Di sinilah barangkali surau pertama
yang mula-mula didirikan di Minangkabau. Di samping mendidik dan mengajar orang
banyak, beliau mendidik bebrapa orang pemuda yang akan menggantikanya bila ia
pulang ke rahmatullah
Beberapa tahun lamanya beliau
menunaikan tugasnya memberikan pendidikan dan pengajaran Islam, maka pada tahun
1111 H = (1691 M) beliau meninggal dunia dalam usia kurang lebih 45 tahun. Dan
dikuburkan di Ulakan, tempat beliau mengajar itu. Kemudian berturut-turut
digantikan oleh murid-muridnya yang meninggal pula di sana ada yang di kuburkan
dekat kuburan gurunya.
KESIMPULAN
Dalam sejarah pendidikan islam di minangkabau, kehadiran
surau dengan cepat mampu tersosialisasikan dalam tatanan kemasyarakatan. Hal
ini disebabkan karena adat matrilineal yang dianut oleh masyarakat minangkabau
telah ikut mengafektifkan fungsi surau sebagai tempat penyiaran agama islam.
Keberadaan surau sebagai lembaga pendidikan agama dan tharekat, telah memberikan
andil yang sangat besar bagi penyebaran islam di seluruh pelosok negeri.

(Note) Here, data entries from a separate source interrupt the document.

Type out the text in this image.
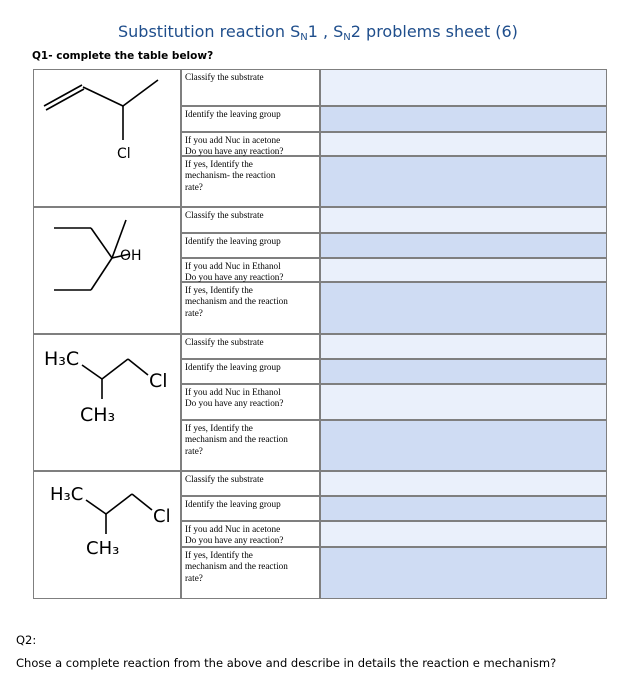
Substitution reaction $S_N1$ , $S_N2$ problems sheet (6)
Q1- complete the table below?
Cl
Classify the substrate
Identify the leaving group
If you add Nuc in acetone
Do you have any reaction?
If yes, Identify the
mechanism- the reaction
rate?
OH
Classify the substrate
Identify the leaving group
If you add Nuc in Ethanol
Do you have any reaction?
If yes, Identify the
mechanism and the reaction
rate?
H₃C
Cl
CH₃
Classify the substrate
Identify the leaving group
If you add Nuc in Ethanol
Do you have any reaction?
If yes, Identify the
mechanism and the reaction
rate?
H₃C
Cl
CH₃
Classify the substrate
Identify the leaving group
If you add Nuc in acetone
Do you have any reaction?
If yes, Identify the
mechanism and the reaction
rate?
Q2:
Chose a complete reaction from the above and describe in details the reaction e mechanism?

Meskipun dalam bentuk system pendidikan yang sangat sederhana, akan tetapi
cukup sistematis dan efektif, baik dalam penyebaran agama islam maupun dalam
memebentuk kepribadian umat sesuai dengan ajaran islam.
Terlepas dari berbagai kelemahannya, eksistensi surau telah
mampu menghasilkan sejumlah ulama minangkabau yang memiliki komitmen terhadap
islam dan menumbuhkan rasa nasionalisme umat islam. Hal ini bisa terlihat dari
sikap keras mereka baik terhadap kaum adat yang mempraktikan islam sinkretis
maupun terhadap intervensi colonial belanda. Melalui instistusi surau, para
ulama menyusun berbagai strategi, baik dalam memecahkan persoalan umat, menata
kehidupan bermasyarakat, maupun melepaskan diri dari cengkraman kaum penjajah.
DAFTAR PUSTAKA
Yunus, Mahmud, Sejarah Pendidikan
Islam di Indonesia, Jakarta : Mutiara Sumber Widya, 1962.

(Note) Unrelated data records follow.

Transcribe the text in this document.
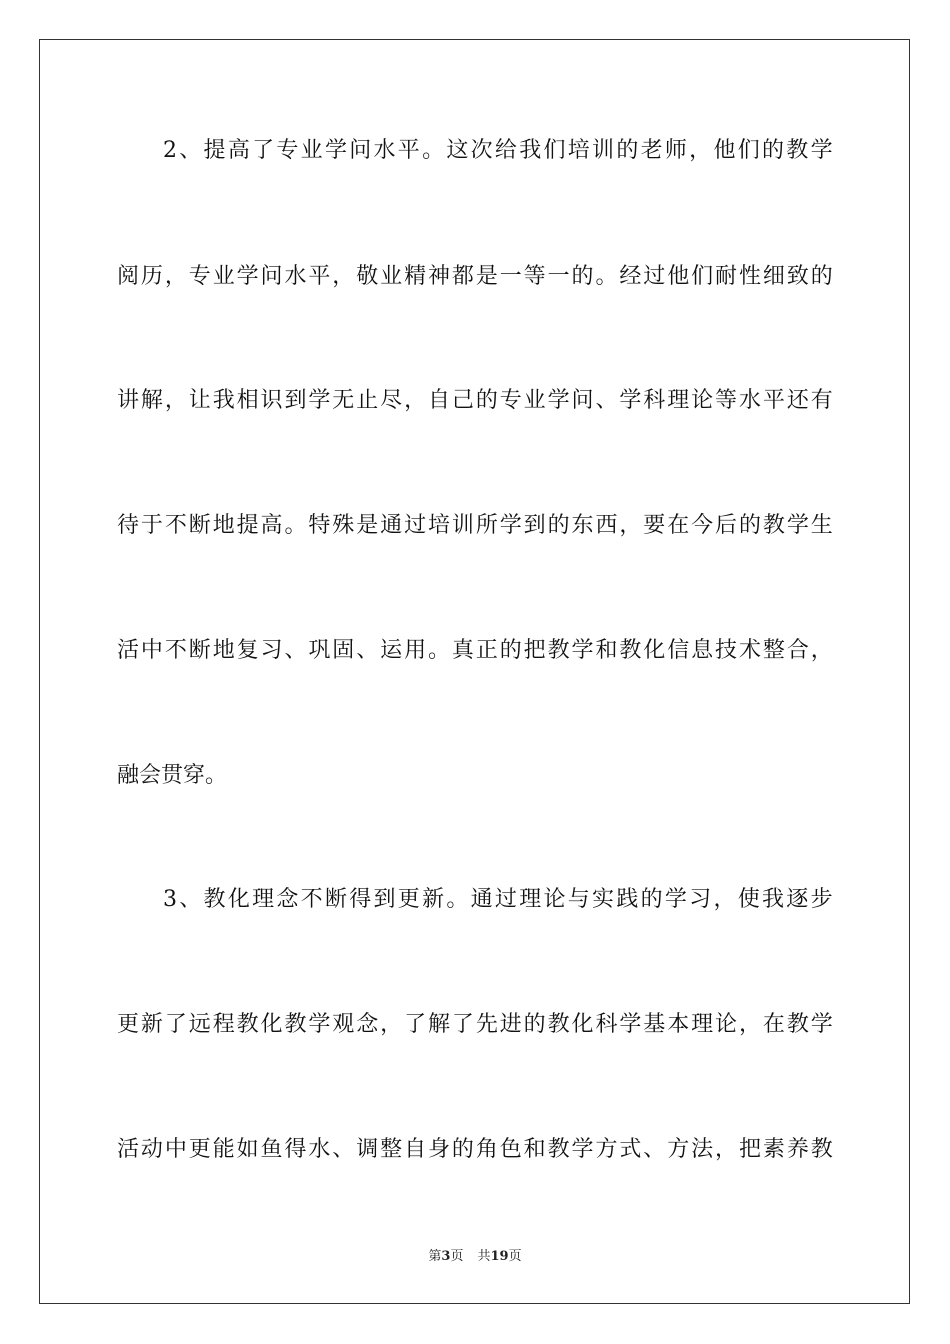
2 、 提 高 了 专 业 学 问 水 平 。 这 次 给 我 们 培 训 的 老 师 ， 他 们 的 教 学
阅 历 ， 专 业 学 问 水 平 ， 敬 业 精 神 都 是 一 等 一 的 。 经 过 他 们 耐 性 细 致 的
讲 解 ， 让 我 相 识 到 学 无 止 尽 ， 自 己 的 专 业 学 问 、 学 科 理 论 等 水 平 还 有
待 于 不 断 地 提 高 。 特 殊 是 通 过 培 训 所 学 到 的 东 西 ， 要 在 今 后 的 教 学 生
活 中 不 断 地 复 习 、 巩 固 、 运 用 。 真 正 的 把 教 学 和 教 化 信 息 技 术 整 合 ，
融会贯穿。
3 、 教 化 理 念 不 断 得 到 更 新 。 通 过 理 论 与 实 践 的 学 习 ， 使 我 逐 步
更 新 了 远 程 教 化 教 学 观 念 ， 了 解 了 先 进 的 教 化 科 学 基 本 理 论 ， 在 教 学
活 动 中 更 能 如 鱼 得 水 、 调 整 自 身 的 角 色 和 教 学 方 式 、 方 法 ， 把 素 养 教
第3页 共19页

Nizar, Syamsul, Sejarah dan
Pergolakan Pemikiran Pendidikan Islam, Ciputat : Quantum Teaching, 2005.
Nizar, Syamsul, Memperbincangkan
Dinamika Intelektual dan Pemikiran Hamka Tentang Islam, Jakarta : Kencana,
2008.
Burhanuddin, Jajat, Dina, Afrianty, Mencetak
Muslim Modern Peta Pendidikan Islam Indonesia, Jakarta : Rajawali, 2006.